Sunday, 22 June 2014

St George, Eastergate

Like so many Sussex churches, St George at Eastergate lies outside the village, down a lane and the other side of a farm. 
And like so many Sussex churches, it is very little changed from when it was built just after the Norman Conquest. Unfortunately the walls are pebbledashed which has to be renewed every so often so it looks more modern than it really is, except the chancel where re-used Roman bricks can be seen laid herringbone fashion.
The building is a simple aisle-less nave and chancel. When it was built, all the windows would have been little lancets like the one that survives in the north wall of the chancel, with its simple round top carved out of a solid stone lintel. All the other windows were enlarged later - the nave windows in the 14th century, those in the chancel and the west end in the 15th. 

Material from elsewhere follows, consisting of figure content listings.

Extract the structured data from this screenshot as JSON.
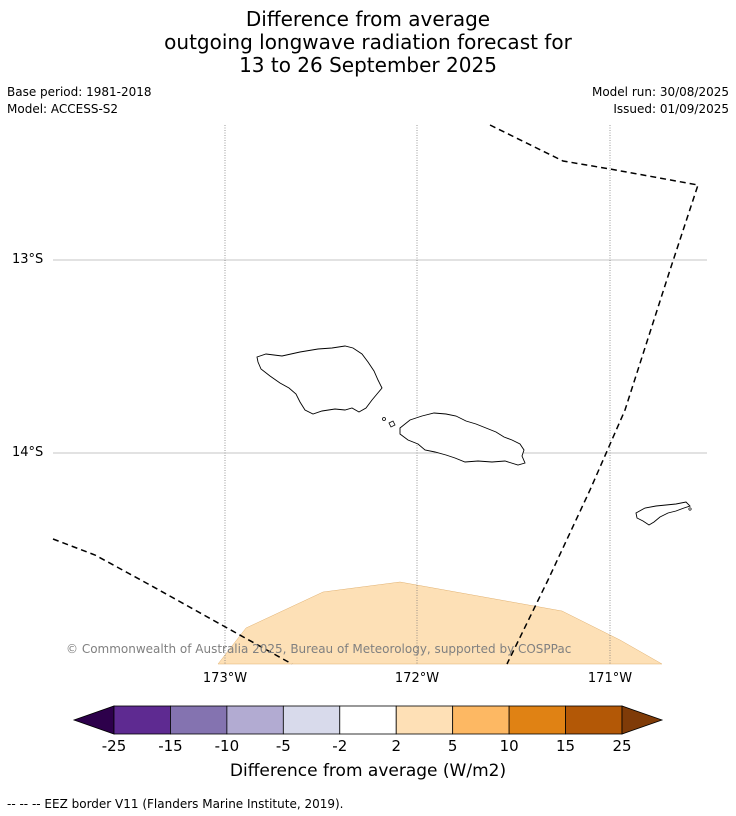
{
  "title": {
    "line1": "Difference from average",
    "line2": "outgoing longwave radiation forecast for",
    "line3": "13 to 26 September 2025"
  },
  "meta": {
    "base_period": "Base period: 1981-2018",
    "model": "Model: ACCESS-S2",
    "model_run": "Model run: 30/08/2025",
    "issued": "Issued: 01/09/2025"
  },
  "map": {
    "lat_labels": [
      "13°S",
      "14°S"
    ],
    "lon_labels": [
      "173°W",
      "172°W",
      "171°W"
    ],
    "copyright": "© Commonwealth of Australia 2025, Bureau of Meteorology, supported by COSPPac",
    "anomaly_fill_color": "#fde0b6"
  },
  "colorbar": {
    "ticks": [
      "-25",
      "-15",
      "-10",
      "-5",
      "-2",
      "2",
      "5",
      "10",
      "15",
      "25"
    ],
    "colors": [
      "#2d004b",
      "#5e2a91",
      "#8473b0",
      "#b2abd2",
      "#d8daeb",
      "#ffffff",
      "#fee0b6",
      "#fdb863",
      "#e08214",
      "#b35806",
      "#7f3b08"
    ],
    "label": "Difference from average (W/m2)"
  },
  "footer": {
    "legend": "--  --  -- EEZ border V11 (Flanders Marine Institute, 2019)."
  }
}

The last significant alteration was sometime around 1700, when the old, narrow chancel arch was hacked out to its present width. The new arch is a simple semi-circle, with no ornament whatever, and it is surprising that the Victorians resisted the temptation to jazz it up with proper Gothic ornament. They also, happily, spared the pair of clergy stalls under the arch with their frilly canopies.
The other notable feature of the church is the glass. One window has a fragment of medieval glass dating from about 1360 - the coat of arms of a member of the Fitzalan family. Then there is a set of stained glass windows by the firm Heaton, Butler and Bayne installed between 1915 and 1926 to commemorate various war dead. The east window is in memory of Lord Kitchener, paid for by his private secretary's brother-in-law, rather oddly.
But the most charming monument in the church is a slab now in the floor close to the font. It is in memory of John Whitington, who died 1731 at the early age of 35. The inscription reads (the spelling is as on the stone):
All you that are young this do pass by
Greive not to think I here must lie
My married bead is in the dust
Yet Christ will match me with ye Just.